Eventually, Japanese began to make ice cream. According to several historical documents, Machida Fusazo, who had traveled to the United States on the Kanrin Maru, the first modern Japanese ship to sail across the Pacific, with its captain, Katsu Kaishu, an expert on Western military technology, opened an ice cream parlor in Yokohama in June 1869.
Beer was first imported in May 1865 from Britain, and Japan's first brewery was built in Yokohama four years later.
The Daily Japan Herald ran an article announcing the opening of the Japan Brewery on Aug. 27, 1869, by a person named Rosenfelt.
Emil Wiegand, an American, was at one point a manager of the brewery. According to historical documents, he testified in a tribunal at the U.S. consulate general that he came to Yokohama in 1869 after signing a contract to manage the Japan Yokohama Brewery, which refers to the Japan Brewery.
A newspaper called the Gazette ran an advertisement announcing the sale of the brewery on June 15, 1874, and it is believed to have closed down around the same time. Wiegand later worked with American William Copeland, who had built Spring Valley Brewery in Yokohama. Their brewery was later sold and a new plant, also named Japan Brewery, built on the same site eventually became what is now Kirin Brewery Co. following several mergers.
Beer made at the first two breweries was mainly drunk by non-Japanese, but Japanese began drinking more than foreigners when Kirin's predecessor began to produce its own brew, according to Kirin spokesman Takeshi Yamamoto.
The beer from the first two breweries usually came in ceramic containers, but the third mostly used glass bottles, he said.
James Curtis Hepburn, an American missionary, came to Japan in 1859. After learning the language through his missionary activities and by translating the Bible into Japanese, he published the nation's first Japanese-English dictionary, "Waei Gorin Shusei" ("Japanese and English Dictionary") in 1867 while staying at Jobutsu Temple in Yokohama.
The dictionary was also Japan's first book with Japanese phrases and sentences written horizontally.
The first English-to-Japanese dictionary was published in 1862 by an Edo feudal government body based in what is now Tokyo.
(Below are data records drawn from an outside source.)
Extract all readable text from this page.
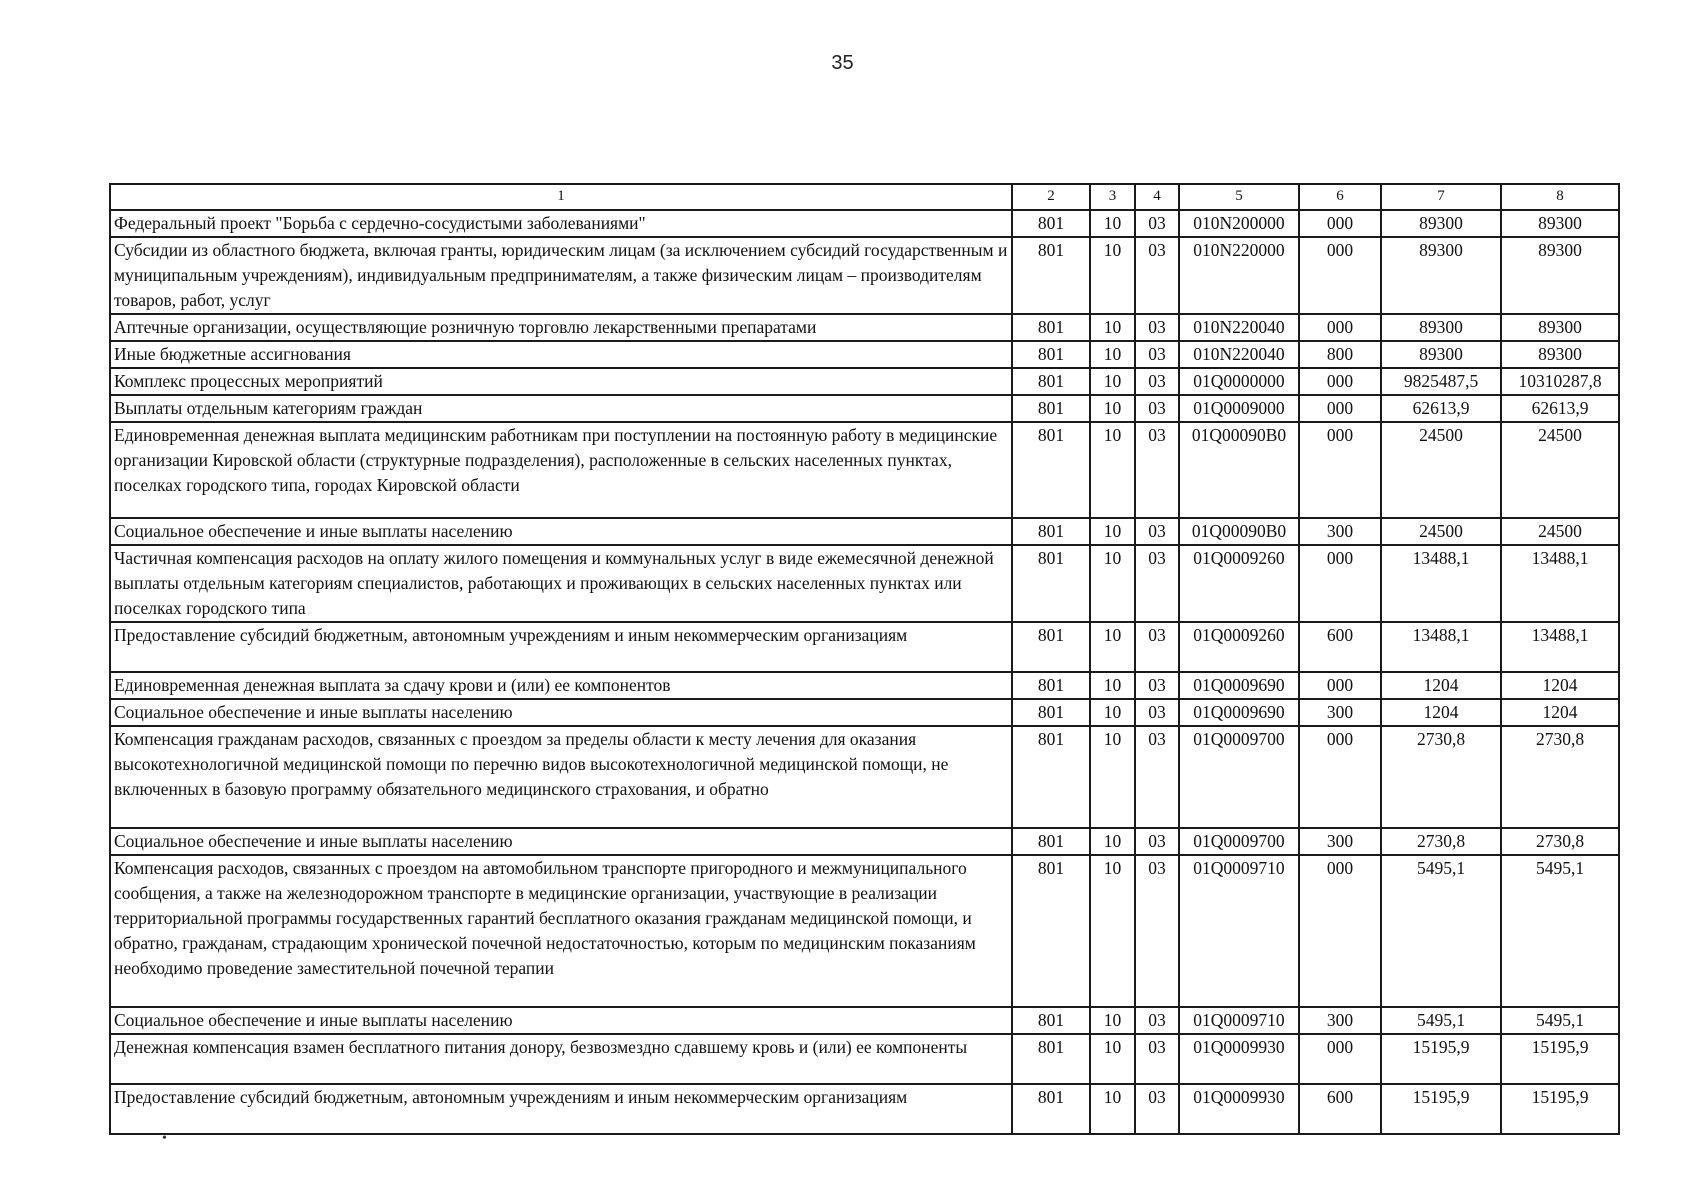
35
1	2	3	4	5	6	7	8
Федеральный проект "Борьба с сердечно-сосудистыми заболеваниями"	801	10	03	010N200000	000	89300	89300
Субсидии из областного бюджета, включая гранты, юридическим лицам (за исключением субсидий государственным и муниципальным учреждениям), индивидуальным предпринимателям, а также физическим лицам – производителям товаров, работ, услуг	801	10	03	010N220000	000	89300	89300
Аптечные организации, осуществляющие розничную торговлю лекарственными препаратами	801	10	03	010N220040	000	89300	89300
Иные бюджетные ассигнования	801	10	03	010N220040	800	89300	89300
Комплекс процессных мероприятий	801	10	03	01Q0000000	000	9825487,5	10310287,8
Выплаты отдельным категориям граждан	801	10	03	01Q0009000	000	62613,9	62613,9
Единовременная денежная выплата медицинским работникам при поступлении на постоянную работу в медицинские организации Кировской области (структурные подразделения), расположенные в сельских населенных пунктах, поселках городского типа, городах Кировской области	801	10	03	01Q00090B0	000	24500	24500
Социальное обеспечение и иные выплаты населению	801	10	03	01Q00090B0	300	24500	24500
Частичная компенсация расходов на оплату жилого помещения и коммунальных услуг в виде ежемесячной денежной выплаты отдельным категориям специалистов, работающих и проживающих в сельских населенных пунктах или поселках городского типа	801	10	03	01Q0009260	000	13488,1	13488,1
Предоставление субсидий бюджетным, автономным учреждениям и иным некоммерческим организациям	801	10	03	01Q0009260	600	13488,1	13488,1
Единовременная денежная выплата за сдачу крови и (или) ее компонентов	801	10	03	01Q0009690	000	1204	1204
Социальное обеспечение и иные выплаты населению	801	10	03	01Q0009690	300	1204	1204
Компенсация гражданам расходов, связанных с проездом за пределы области к месту лечения для оказания высокотехнологичной медицинской помощи по перечню видов высокотехнологичной медицинской помощи, не включенных в базовую программу обязательного медицинского страхования, и обратно	801	10	03	01Q0009700	000	2730,8	2730,8
Социальное обеспечение и иные выплаты населению	801	10	03	01Q0009700	300	2730,8	2730,8
Компенсация расходов, связанных с проездом на автомобильном транспорте пригородного и межмуниципального сообщения, а также на железнодорожном транспорте в медицинские организации, участвующие в реализации территориальной программы государственных гарантий бесплатного оказания гражданам медицинской помощи, и обратно, гражданам, страдающим хронической почечной недостаточностью, которым по медицинским показаниям необходимо проведение заместительной почечной терапии	801	10	03	01Q0009710	000	5495,1	5495,1
Социальное обеспечение и иные выплаты населению	801	10	03	01Q0009710	300	5495,1	5495,1
Денежная компенсация взамен бесплатного питания донору, безвозмездно сдавшему кровь и (или) ее компоненты	801	10	03	01Q0009930	000	15195,9	15195,9
Предоставление субсидий бюджетным, автономным учреждениям и иным некоммерческим организациям	801	10	03	01Q0009930	600	15195,9	15195,9
•
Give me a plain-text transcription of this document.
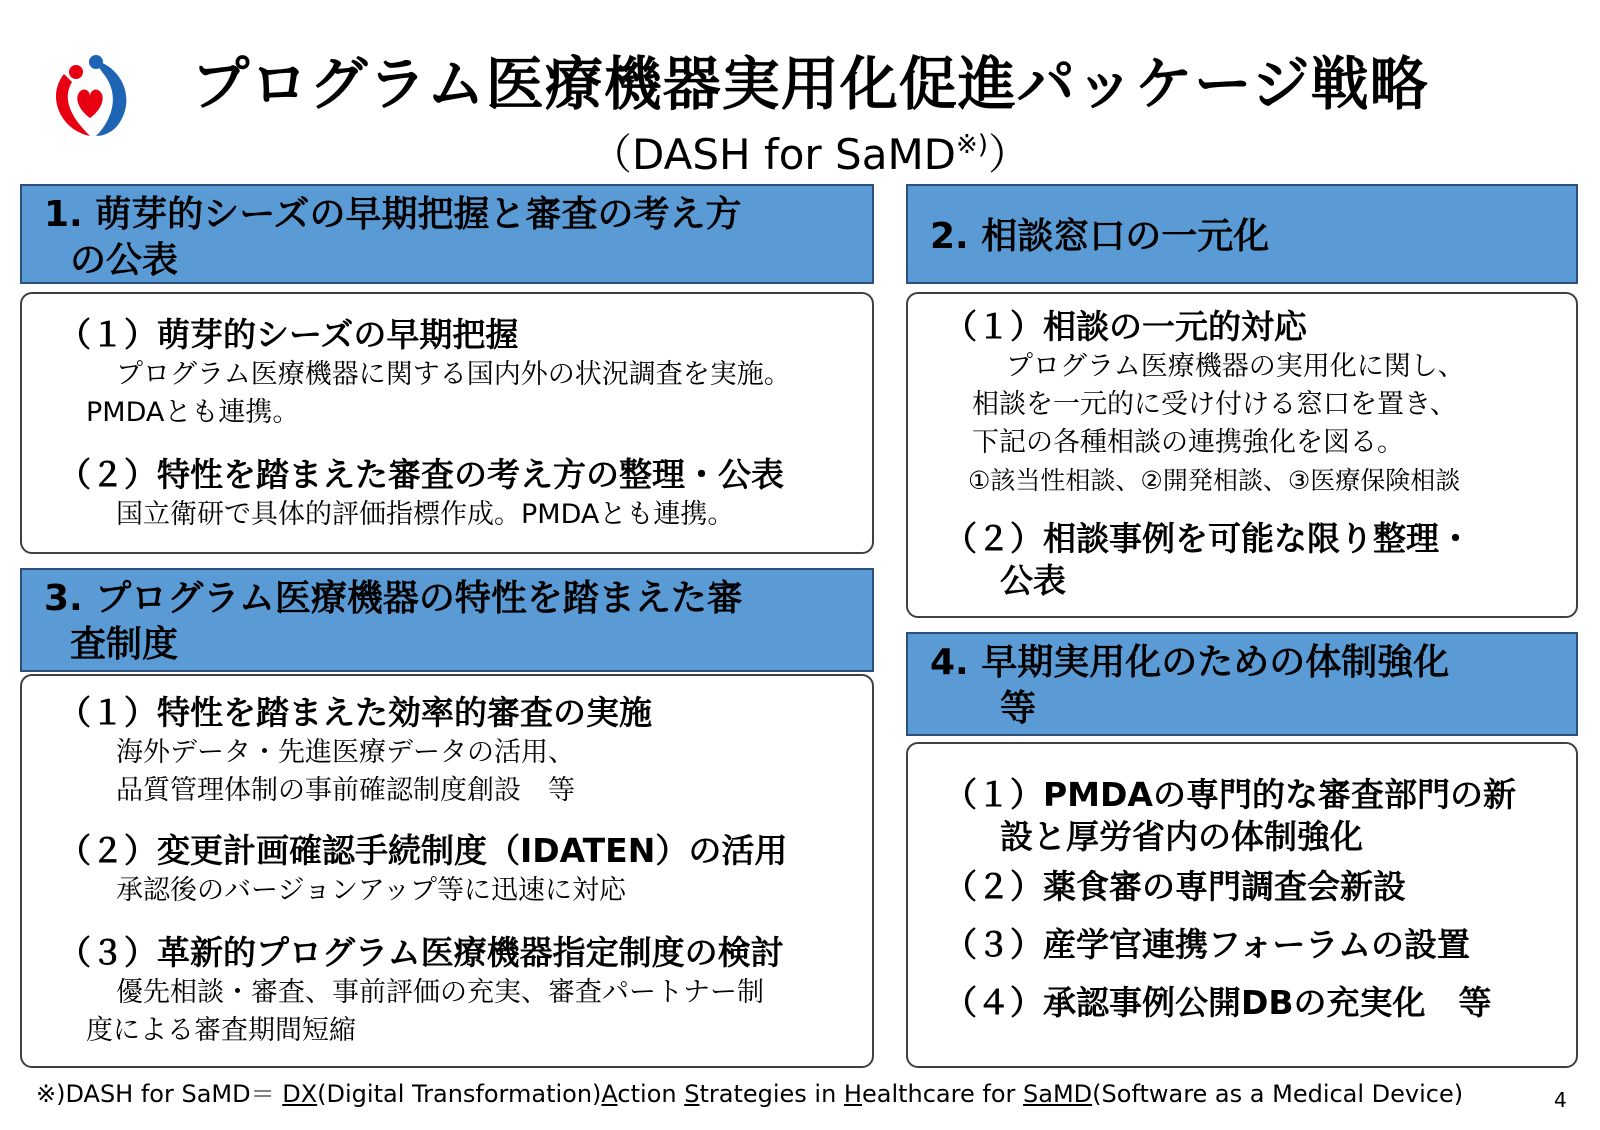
プログラム医療機器実用化促進パッケージ戦略
（DASH for SaMD※)）
1. 萌芽的シーズの早期把握と審査の考え方
の公表
（１）萌芽的シーズの早期把握
プログラム医療機器に関する国内外の状況調査を実施。
PMDAとも連携。
（２）特性を踏まえた審査の考え方の整理・公表
国立衛研で具体的評価指標作成。PMDAとも連携。
2. 相談窓口の一元化
（１）相談の一元的対応
プログラム医療機器の実用化に関し、
相談を一元的に受け付ける窓口を置き、
下記の各種相談の連携強化を図る。
①該当性相談、②開発相談、③医療保険相談
（２）相談事例を可能な限り整理・
公表
3. プログラム医療機器の特性を踏まえた審
査制度
（１）特性を踏まえた効率的審査の実施
海外データ・先進医療データの活用、
品質管理体制の事前確認制度創設　等
（２）変更計画確認手続制度（IDATEN）の活用
承認後のバージョンアップ等に迅速に対応
（３）革新的プログラム医療機器指定制度の検討
優先相談・審査、事前評価の充実、審査パートナー制
度による審査期間短縮
4. 早期実用化のための体制強化
等
（１）PMDAの専門的な審査部門の新
設と厚労省内の体制強化
（２）薬食審の専門調査会新設
（３）産学官連携フォーラムの設置
（４）承認事例公開DBの充実化　等
※)DASH for SaMD＝ DX(Digital Transformation)Action Strategies in Healthcare for SaMD(Software as a Medical Device)	4
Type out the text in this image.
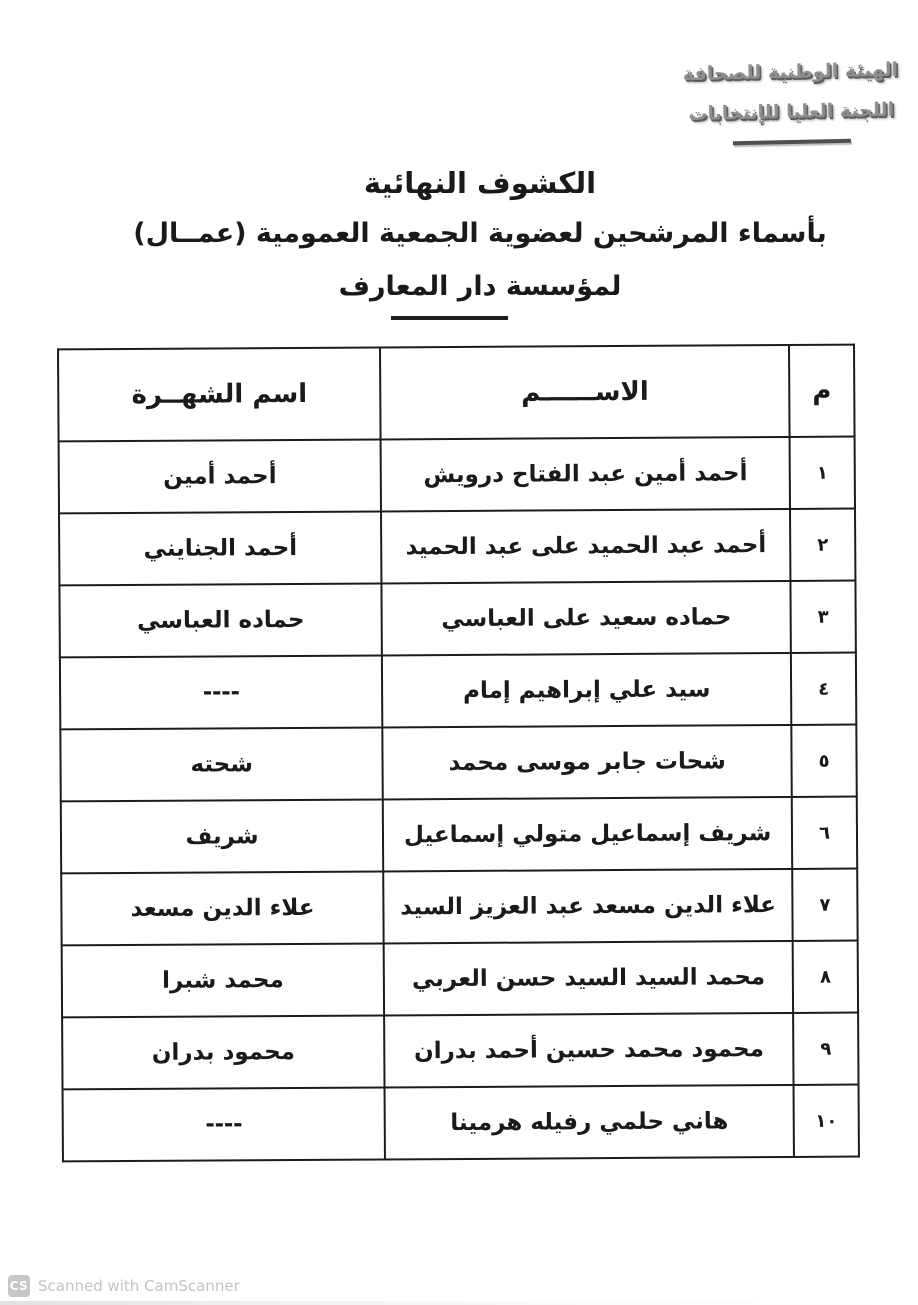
الهيئة الوطنية للصحافة
اللجنة العليا للإنتخابات
الكشوف النهائية
بأسماء المرشحين لعضوية الجمعية العمومية (عمــال)
لمؤسسة دار المعارف
م	الاســــــم	اسم الشهــرة
١	أحمد أمين عبد الفتاح درويش	أحمد أمين
٢	أحمد عبد الحميد على عبد الحميد	أحمد الجنايني
٣	حماده سعيد على العباسي	حماده العباسي
٤	سيد علي إبراهيم إمام	----
٥	شحات جابر موسى محمد	شحته
٦	شريف إسماعيل متولي إسماعيل	شريف
٧	علاء الدين مسعد عبد العزيز السيد	علاء الدين مسعد
٨	محمد السيد السيد حسن العربي	محمد شبرا
٩	محمود محمد حسين أحمد بدران	محمود بدران
١٠	هاني حلمي رفيله هرمينا	----
CS Scanned with CamScanner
Isoemon Tsutsumi established a soap factory and began selling it in July 1873 after he learned how to make the product from French engineer Boelle Leon when they were working for a steel company in Yokosuka, Kanagawa Prefecture.
Tsutsumi decided to produce soap after learning Japan was relying too much on imports, which began in the 17th century and increased dramatically in the mid-19th century, according to the Japan Soap and Detergent Association.
Before soap was used, Japanese usually washed kimono and their hands with plain water, although sometimes they used ash to wash their kimono, an association official said.
Kosuke Mochimaru imported equipment to make matches and built a match-producing factory, according to an article in the Yokohama Mainichi Shimbun dated Jan. 22, 1875.
The Japan Safety Match Company, owned by American Thomas Brower, also built a match factory in Yokohama that same year, according to a newspaper ad dated Dec. 1, 1877.
In autumn 1875, Makoto Shimizu began making matches in Tokyo.
The Yokohama water supply system, completed in December 1873, was Japan's first. It transported water from the Tama River in Kashimada, which is now in Saiwai Ward, Kawasaki, to Sakuragicho in Yokohama through wooden pipes. Under the definition used by "Yokohama Mono no Hajime Ko," a modern water system assures a steady supply and uses such techniques as pumping water under pressure and using filtration.
The system underwent several improvements, including the use of metal pipes in some sections, but was abandoned when Yokohama built a steel-pipe water system in 1887.
Japan's first photo studio was opened by American Orrin Freeman, who became the first person to import a camera as a commercial product to Japan. When Freeman opened the studio is unknown, but historical documents indicate it was operating as of 1859.